Era tarde da noite, de um outubro frio e solitário, próximo de meu aniversário, quando de um canto de minha casa surgiu uma estranha e hedionda sombra preta.
Sei que tal afirmação não é de espantar, nem traz terror aos ouvidos. Porém, essa sombra era diferente.
Vi-a se formando de surpresa em minha frente, quase como algo vivo e consciente.A primeira vista não dei muita importância ao fato, estava ocupando minha débil mente com livros de tempos passados. Na verdade, mau conseguia ler meus livros. Pensamentos ruins que haviam em minha cabeça me impediam de prosseguir minha leitura já há muito atrasada. Forçando-me a voltar páginas e páginas para ler de novo.
Essa ação me assustada muito mais que a sombra que estava em minhas costas. Levantei-me para ir a sala, para ter um pouco mais de iluminação. Talvez, isso ajudasse minha leitura.
O próximo fato chamou minha atenção: ao levantar para me dirigir a sala, a sombra, já esquecida em seu triste canto, me seguiu e tornou negro o lugar por onde passei. Ao olhar para trás já não havia chão ou paredes, apenas um escuro absoluto que havia tomado aquele espaço. Nem a luz mais brilhante da estrega mais quente seria capaz de penetrar naquele escuro.
Minha reação, no entanto, foi mais calma. Entenda: já havia semanas que, preso em meu quarto, via as mais terríveis figuras.
Seres de formas não humanas, me atormentando e torturando. Eu só quero ler meu livro em paz.
Dei às costas para a sombra, segui para a sala, sentei-me no sofá, já rasgado e mau cuidado, e voltei para meu livro. Lendo de novo as mesmas páginas.
Tentei me concentrar em minha leitura, mas, para meu total terror e raiva, A sombra agora começou a falar. Ela me lembrou de coisas já esquecidas em minha mente, atos hediondos que cometi contra parentes, amigos e ex-companheiras. A voz da sombra era a mistura infernal de todas as vozes das pessoas que um dia meus atos hediondos prejudicaram. Eu só queria ler meu livro. A luz da sala já não ajudava na leitura.
Meu problema não era a luz, eu precisava parar de ouvir a sombra.

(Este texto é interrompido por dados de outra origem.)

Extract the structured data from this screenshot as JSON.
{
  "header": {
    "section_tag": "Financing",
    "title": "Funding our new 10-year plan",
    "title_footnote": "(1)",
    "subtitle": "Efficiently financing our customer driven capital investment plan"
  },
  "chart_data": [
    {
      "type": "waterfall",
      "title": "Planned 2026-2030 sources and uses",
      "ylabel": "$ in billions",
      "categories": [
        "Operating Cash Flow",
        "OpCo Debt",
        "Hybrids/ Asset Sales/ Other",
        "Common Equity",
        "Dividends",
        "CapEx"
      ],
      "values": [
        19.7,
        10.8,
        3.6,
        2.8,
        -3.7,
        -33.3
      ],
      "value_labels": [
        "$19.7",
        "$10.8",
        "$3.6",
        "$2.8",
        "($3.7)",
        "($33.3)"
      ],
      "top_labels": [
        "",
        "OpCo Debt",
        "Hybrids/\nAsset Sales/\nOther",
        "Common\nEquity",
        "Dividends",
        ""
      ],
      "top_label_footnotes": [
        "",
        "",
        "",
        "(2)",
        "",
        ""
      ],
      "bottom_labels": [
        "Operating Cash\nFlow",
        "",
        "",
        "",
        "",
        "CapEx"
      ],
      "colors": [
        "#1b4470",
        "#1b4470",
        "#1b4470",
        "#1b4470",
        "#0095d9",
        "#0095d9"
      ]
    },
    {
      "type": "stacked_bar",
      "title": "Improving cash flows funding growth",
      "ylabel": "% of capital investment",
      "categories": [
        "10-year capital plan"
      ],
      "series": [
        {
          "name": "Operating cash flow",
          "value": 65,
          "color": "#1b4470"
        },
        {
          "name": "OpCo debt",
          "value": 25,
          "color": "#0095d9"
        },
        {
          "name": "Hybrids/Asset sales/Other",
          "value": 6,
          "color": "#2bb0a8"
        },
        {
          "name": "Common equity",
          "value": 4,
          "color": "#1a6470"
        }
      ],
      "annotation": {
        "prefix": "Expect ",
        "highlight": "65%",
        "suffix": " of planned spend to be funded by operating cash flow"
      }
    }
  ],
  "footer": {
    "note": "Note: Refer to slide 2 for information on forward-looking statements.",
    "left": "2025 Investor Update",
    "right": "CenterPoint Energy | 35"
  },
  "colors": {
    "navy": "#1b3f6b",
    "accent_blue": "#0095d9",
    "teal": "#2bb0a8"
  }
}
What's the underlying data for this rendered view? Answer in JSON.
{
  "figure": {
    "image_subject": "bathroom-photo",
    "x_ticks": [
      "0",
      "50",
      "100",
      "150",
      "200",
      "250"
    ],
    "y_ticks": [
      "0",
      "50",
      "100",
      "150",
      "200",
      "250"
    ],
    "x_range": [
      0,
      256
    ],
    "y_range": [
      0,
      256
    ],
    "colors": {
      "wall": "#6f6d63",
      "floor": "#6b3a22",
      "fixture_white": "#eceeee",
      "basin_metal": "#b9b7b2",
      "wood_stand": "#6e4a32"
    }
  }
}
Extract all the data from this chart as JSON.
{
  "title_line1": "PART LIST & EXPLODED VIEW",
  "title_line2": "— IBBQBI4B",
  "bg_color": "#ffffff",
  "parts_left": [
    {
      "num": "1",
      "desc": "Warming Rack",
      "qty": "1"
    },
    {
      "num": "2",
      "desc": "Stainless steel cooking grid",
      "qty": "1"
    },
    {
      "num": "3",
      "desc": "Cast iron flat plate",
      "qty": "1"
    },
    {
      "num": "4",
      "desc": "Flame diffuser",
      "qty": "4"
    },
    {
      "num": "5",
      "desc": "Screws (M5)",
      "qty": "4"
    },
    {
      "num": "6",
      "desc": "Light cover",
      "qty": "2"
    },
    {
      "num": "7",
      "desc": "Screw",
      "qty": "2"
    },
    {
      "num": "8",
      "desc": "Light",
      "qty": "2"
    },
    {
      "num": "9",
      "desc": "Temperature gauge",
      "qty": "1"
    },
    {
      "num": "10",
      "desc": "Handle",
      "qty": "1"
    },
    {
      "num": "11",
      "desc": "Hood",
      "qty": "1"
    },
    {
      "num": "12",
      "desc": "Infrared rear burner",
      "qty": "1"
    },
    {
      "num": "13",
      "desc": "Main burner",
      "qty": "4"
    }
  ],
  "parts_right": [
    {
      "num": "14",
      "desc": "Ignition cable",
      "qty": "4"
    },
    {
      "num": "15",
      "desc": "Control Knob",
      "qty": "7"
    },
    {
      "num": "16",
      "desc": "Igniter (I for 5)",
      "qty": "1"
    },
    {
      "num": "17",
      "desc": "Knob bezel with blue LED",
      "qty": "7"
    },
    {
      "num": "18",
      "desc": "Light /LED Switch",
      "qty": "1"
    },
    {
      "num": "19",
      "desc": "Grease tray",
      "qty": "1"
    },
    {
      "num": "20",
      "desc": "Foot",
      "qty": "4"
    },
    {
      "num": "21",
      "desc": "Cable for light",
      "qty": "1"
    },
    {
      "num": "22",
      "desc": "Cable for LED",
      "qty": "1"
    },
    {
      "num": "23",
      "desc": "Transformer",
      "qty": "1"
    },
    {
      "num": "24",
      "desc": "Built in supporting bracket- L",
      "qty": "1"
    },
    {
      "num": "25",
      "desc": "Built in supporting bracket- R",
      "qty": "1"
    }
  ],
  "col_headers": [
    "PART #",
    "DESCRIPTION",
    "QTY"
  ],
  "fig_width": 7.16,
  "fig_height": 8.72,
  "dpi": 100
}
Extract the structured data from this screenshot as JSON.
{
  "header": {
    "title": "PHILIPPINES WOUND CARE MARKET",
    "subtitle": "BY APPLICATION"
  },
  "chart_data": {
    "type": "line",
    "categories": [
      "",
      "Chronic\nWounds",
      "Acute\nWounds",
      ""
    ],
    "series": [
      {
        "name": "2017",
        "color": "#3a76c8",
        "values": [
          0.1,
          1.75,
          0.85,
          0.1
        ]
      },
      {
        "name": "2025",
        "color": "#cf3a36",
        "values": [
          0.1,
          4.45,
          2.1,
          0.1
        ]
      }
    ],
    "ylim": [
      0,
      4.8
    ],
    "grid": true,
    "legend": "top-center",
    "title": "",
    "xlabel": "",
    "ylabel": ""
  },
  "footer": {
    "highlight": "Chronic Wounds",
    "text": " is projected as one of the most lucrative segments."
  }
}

Levantei, dei de costas para a sombra e me dirigi em direção ao grande quarto, antigo quarto de meus pais. Lá havia, se não me falha a memória, um par de fones que bloqueavam o som. Era a solução de meu problema. Mais uma vez, ao chegar no grande quarto, a sombra havia tomado conta do espaço por onde eu passei, Deixando tudo escuro. Coloquei o par de fones e voltei para minha leitura. Lendo de novo as mesmas páginas.A sombra estava ficando... Criativa, já que agora não falava, e sim se manifestava em formas humanas. Primeiro meus pais e irmãos, depois minha ex-companheira. Eu focava com toda minha força para o meu livro, com lágrimas em meus olhos. Lendo as mesmas páginas de novo e de novo. Até que o golpe final foi feito. De dentro da sombra saiu uma figura feminina, 1 metrô e 60 de altura, com os cabelos cacheados e tatuagens pelo corpo. Corpo esse que eu já havia me esquecido...
Para mim, isso foi golpe baixo. Trazendo as piores lembranças de meus atos mais hediondos. A imitação do corpo da pessoa em questão era perfeita. Cada detalhe estava lá.
E então, como o tiro de misericórdia saiu da boca dela: “Você... Você me deixou”, em um tom tão suave mas ao mesmo tempo agressivo. Abaixei minha cabeça e respondi: “ Eu sei”.
Ao levantar minha cabeça, a sombra havia tomado conta de tudo, já não havia luz, esperança ou clemência para mim. Só havia trevas ao meu redor, com excessão de meu livro. Com lágrimas em meu rosto, destruído pela lembrança de meus atos, voltei-me ao meu livro. Lendo as mesmas páginas de novo e de novo.